Fire Sale of Failed Bank Assets Speeds Plunge of CRE Values Eye catching headline, are we talking about CRE Bonds (Loans) or CRE Properties? If you do not have time to read the entire article, please allow me to extract and apply the relevant.
"With interest rates still rising, prices retreating and credit evaporating—and a stressed-out banking system moving to shore up balance sheets—expect more fire sales of older CMBS loans and an acceleration of plunging CRE values in markets across the US."
Fire Sale in loans or properties? Already, why?
"A fire sale of CMBS loans was lit as $72B in assets from the failed Silicon Valley Bank (SVB) were sold, including about $13B in real estate exposure and at least $2.6B worth of CRE loans—were sold at a discount of $16.5B, which translates into about 77 cents on the dollar."
77 cents on the dollar for CMBS loans, not CRE. Well, at least we set a floor.
"The Federal Deposit Insurance Corp. has lit a fuse on an even larger fire sale of assets—a bonfire in terms of CRE loans—for NYC-based Signature Bank. The 77 cents on the dollar benchmark established by the SVB sale likely will be the top end of where prices are heading, the experts say."
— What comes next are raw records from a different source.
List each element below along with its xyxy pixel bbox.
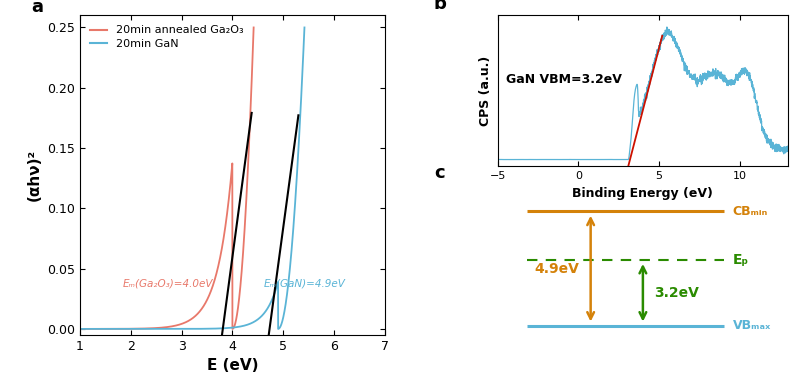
Text: VBₘₐₓ: VBₘₐₓ [733,320,771,332]
Text: 3.2eV: 3.2eV [654,286,699,300]
X-axis label: Binding Energy (eV): Binding Energy (eV) [573,187,714,199]
X-axis label: E (eV): E (eV) [206,358,258,373]
Text: c: c [434,164,445,182]
Text: CBₘᵢₙ: CBₘᵢₙ [733,205,768,218]
Text: 4.9eV: 4.9eV [534,262,579,276]
Y-axis label: (αhν)²: (αhν)² [26,149,42,201]
Text: GaN VBM=3.2eV: GaN VBM=3.2eV [506,73,622,86]
Text: Eₘ(GaN)=4.9eV: Eₘ(GaN)=4.9eV [264,279,346,289]
Legend: 20min annealed Ga₂O₃, 20min GaN: 20min annealed Ga₂O₃, 20min GaN [86,21,248,53]
Text: Eₘ(Ga₂O₃)=4.0eV: Eₘ(Ga₂O₃)=4.0eV [123,279,214,289]
Y-axis label: CPS (a.u.): CPS (a.u.) [479,56,492,126]
Text: a: a [31,0,43,16]
Text: b: b [434,0,447,13]
Text: Eₚ: Eₚ [733,253,749,266]
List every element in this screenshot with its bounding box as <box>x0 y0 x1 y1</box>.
Top end, does everyone agree?
"Experts who specialize in pricing CRE loans believe a discounted sale as large as the disposal of Signature’s assets will speed a markdown of valuations by banks who until recently have been reluctant to set off a downward spiral."
How did this happen?
"What everybody has been operating under is this hold-to-maturity veneer, referring to banks that have continued to value loans at 100 cents on the dollar, known as par. In the wake of the SVB asset sale, there’s just no way these things get resolved at par, the write-down is kind of implied.”
Prior to recent events, "the rising cost of debt was (already) cutting into the value of older, low-coupon loans."
One last opinion, "a recent advisory from Cohen & Steers estimates the decline in values will likely be at least 25%."
Please remember, most of the value and price references are to loans, not CRE. However, if banks are forced to write down their long term CRE bonds or investments, they will incur additional stress. Institutions under stress do not lend and we cannot have a healthy CRE market without affordable debt.